Mercado Livre proíbe 16 empresas de patrocinarem o Flamengo

Uma delas é a Amazon, que negociou com o clube e acertou um patrocínio pontual para a decisão da Supercopa do Brasil.

ESPN: Pedro Henrique Torre

Firmado há quase 10 dias, o contrato do Flamengo com o Mercado Livre seguiu para aprovação do Conselho Deliberativo. O valor total, como informado anteriormente pela ESPN, será de R$ 30 milhões por 20 meses. E há cláusulas que devem ser respeitadas no documento que deve ser aprovado pelos conselheiros. Como, por exemplo, um veto a 16 empresas concorrentes para acerto com o Fla durante a vigência da parceria com o Mercado Livre. Uma delas é a Amazon, que negociou com o clube e acertou um patrocínio pontual para a decisão da Supercopa do Brasil.

A prática é comum no mercado. Por ser patrocinado pela BRB, por exemplo, o clube não pode ter patrocínio de outro banco, como já ocorreu com a Caixa Econômica Federal. As outras empresas que têm restrição no contrato com o Mercado Livre são Magalu, B2W, Shopee, Aliexpress e OLX, PagSeguro, PicPay, PayPal, Nubank, WhatsApp, Stone, Cielo, Rede, GetNet e SafraPay. A marca do Mercado Livre será estampada nas costas das camisas de uniforme e treino. Nos uniformes de viagem e da comissão técnica a logomarca da empresa será posicionada na parte da frente. O valor, como dito, é de R$ 30 milhões por um acordo de 20 meses. A diretoria ressaltou internamente que o contrato anterior pelo mesmo espaço, com a MRV, pagava R$ 16 milhões por 24 meses.

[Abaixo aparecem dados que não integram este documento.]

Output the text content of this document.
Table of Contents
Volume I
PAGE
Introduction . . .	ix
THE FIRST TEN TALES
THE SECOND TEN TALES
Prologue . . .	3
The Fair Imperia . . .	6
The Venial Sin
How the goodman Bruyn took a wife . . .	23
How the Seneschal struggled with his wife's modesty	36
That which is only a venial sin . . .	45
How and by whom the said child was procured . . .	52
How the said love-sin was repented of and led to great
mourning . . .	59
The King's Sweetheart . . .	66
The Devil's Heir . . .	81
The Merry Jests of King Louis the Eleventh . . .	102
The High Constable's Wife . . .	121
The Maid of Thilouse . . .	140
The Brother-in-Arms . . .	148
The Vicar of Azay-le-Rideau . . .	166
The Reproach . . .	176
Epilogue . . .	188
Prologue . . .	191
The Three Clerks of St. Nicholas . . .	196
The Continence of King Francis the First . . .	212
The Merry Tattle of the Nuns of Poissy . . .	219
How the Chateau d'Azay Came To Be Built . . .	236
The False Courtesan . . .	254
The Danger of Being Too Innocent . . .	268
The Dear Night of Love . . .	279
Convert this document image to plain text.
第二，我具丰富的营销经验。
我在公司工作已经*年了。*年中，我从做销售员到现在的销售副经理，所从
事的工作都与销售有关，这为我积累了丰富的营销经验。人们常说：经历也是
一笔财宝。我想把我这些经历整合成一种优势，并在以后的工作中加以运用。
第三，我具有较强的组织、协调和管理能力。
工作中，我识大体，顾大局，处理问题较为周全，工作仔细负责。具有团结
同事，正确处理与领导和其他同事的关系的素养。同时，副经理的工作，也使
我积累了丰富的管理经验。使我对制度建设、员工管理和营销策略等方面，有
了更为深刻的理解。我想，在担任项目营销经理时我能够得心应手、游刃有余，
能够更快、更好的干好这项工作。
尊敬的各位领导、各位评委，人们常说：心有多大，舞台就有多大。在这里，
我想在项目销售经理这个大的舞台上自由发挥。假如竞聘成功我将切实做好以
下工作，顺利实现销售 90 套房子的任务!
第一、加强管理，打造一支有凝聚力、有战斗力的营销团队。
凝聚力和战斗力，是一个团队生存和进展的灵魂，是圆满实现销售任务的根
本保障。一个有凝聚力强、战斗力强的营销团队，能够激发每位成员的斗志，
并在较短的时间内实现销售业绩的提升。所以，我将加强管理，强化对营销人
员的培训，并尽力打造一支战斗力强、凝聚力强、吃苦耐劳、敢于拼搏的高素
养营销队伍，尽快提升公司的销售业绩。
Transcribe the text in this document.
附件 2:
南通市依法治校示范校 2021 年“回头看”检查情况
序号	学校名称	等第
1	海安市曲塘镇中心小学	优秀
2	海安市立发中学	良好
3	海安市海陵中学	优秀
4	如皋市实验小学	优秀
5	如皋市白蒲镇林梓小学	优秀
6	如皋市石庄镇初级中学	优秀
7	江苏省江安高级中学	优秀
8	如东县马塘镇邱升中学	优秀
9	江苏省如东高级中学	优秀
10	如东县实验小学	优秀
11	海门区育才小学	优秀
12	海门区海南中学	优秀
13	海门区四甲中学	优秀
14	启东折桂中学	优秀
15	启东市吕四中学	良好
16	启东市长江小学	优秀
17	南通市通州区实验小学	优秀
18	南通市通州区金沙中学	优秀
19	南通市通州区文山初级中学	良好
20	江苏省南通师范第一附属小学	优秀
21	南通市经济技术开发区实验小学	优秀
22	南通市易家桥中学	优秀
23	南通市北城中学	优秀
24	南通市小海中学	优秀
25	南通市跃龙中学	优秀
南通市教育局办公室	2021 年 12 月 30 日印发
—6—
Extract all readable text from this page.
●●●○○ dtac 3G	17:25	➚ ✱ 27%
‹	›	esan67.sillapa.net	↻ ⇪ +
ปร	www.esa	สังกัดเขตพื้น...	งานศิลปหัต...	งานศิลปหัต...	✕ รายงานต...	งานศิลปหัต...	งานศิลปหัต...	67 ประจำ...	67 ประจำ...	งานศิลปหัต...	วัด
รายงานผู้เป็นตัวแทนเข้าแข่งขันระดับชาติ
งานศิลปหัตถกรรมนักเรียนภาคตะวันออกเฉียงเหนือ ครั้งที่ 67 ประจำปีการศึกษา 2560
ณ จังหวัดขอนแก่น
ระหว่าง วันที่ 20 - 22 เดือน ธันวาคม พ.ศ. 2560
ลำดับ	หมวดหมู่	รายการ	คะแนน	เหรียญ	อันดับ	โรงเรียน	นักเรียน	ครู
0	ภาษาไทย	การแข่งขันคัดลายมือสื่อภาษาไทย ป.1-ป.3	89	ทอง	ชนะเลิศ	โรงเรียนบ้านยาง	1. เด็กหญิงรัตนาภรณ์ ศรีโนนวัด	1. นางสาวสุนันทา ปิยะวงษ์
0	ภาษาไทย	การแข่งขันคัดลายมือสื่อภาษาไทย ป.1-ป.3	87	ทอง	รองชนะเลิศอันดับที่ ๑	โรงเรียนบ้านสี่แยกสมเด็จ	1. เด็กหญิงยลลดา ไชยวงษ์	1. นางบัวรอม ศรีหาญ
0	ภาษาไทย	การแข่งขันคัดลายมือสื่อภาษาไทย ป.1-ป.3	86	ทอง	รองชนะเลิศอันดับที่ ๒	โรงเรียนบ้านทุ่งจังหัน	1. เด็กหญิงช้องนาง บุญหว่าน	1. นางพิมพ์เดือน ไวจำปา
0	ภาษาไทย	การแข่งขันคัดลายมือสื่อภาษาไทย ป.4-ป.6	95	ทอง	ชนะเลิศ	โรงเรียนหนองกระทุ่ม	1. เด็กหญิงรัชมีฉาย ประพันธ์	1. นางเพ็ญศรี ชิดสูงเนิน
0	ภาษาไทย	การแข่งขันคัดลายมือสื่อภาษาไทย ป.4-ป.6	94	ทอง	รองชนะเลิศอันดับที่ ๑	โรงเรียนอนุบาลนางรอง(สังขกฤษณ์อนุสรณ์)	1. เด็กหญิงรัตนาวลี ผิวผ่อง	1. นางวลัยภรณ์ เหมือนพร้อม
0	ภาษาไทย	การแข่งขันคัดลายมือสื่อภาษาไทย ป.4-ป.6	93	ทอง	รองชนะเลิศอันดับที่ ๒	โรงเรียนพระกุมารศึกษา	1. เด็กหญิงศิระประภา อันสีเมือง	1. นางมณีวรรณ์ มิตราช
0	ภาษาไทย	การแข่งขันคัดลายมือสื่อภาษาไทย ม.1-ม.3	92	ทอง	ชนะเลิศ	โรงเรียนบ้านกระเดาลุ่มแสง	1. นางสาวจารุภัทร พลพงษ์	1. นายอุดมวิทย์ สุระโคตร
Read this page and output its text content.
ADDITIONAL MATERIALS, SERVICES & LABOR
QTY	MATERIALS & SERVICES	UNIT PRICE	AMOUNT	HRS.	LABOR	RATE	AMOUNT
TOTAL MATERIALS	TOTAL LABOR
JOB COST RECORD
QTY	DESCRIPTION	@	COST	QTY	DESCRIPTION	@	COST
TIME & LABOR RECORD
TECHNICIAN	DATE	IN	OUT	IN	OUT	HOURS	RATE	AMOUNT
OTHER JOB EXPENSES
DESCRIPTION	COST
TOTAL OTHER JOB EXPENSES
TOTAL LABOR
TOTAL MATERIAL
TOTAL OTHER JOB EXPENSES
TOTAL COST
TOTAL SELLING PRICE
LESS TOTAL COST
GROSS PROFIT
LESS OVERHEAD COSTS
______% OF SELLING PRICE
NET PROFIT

O contrato será quitado da seguinte forma: R$ 1,5 milhão de saída, já aprovado pelo Conselho Diretor do clube sem a necessidade de passar pelo CoDe. Em caso de aprovação agora serão R$ 10,5 milhões pagos em sete parcelas iguais de R$ 1,5 milhão em 2021. A primeira em 10 de junho e a última em 10 de dezembro.

Para 2021, o valor cheio será de R$ 18 milhões. Em 12 parcelas mensais iguais, a primeira com vencimento em 10 de janeiro e a última em 10 de dezembro. Caso o calendário seja paralisado por motivos de força maior – como a pandemia – o contrato será prorrogado pelo tempo necessário para as finalizações dos torneios, desde que todo o valor até o fim de 2022 já tenha sido pago pela empresa.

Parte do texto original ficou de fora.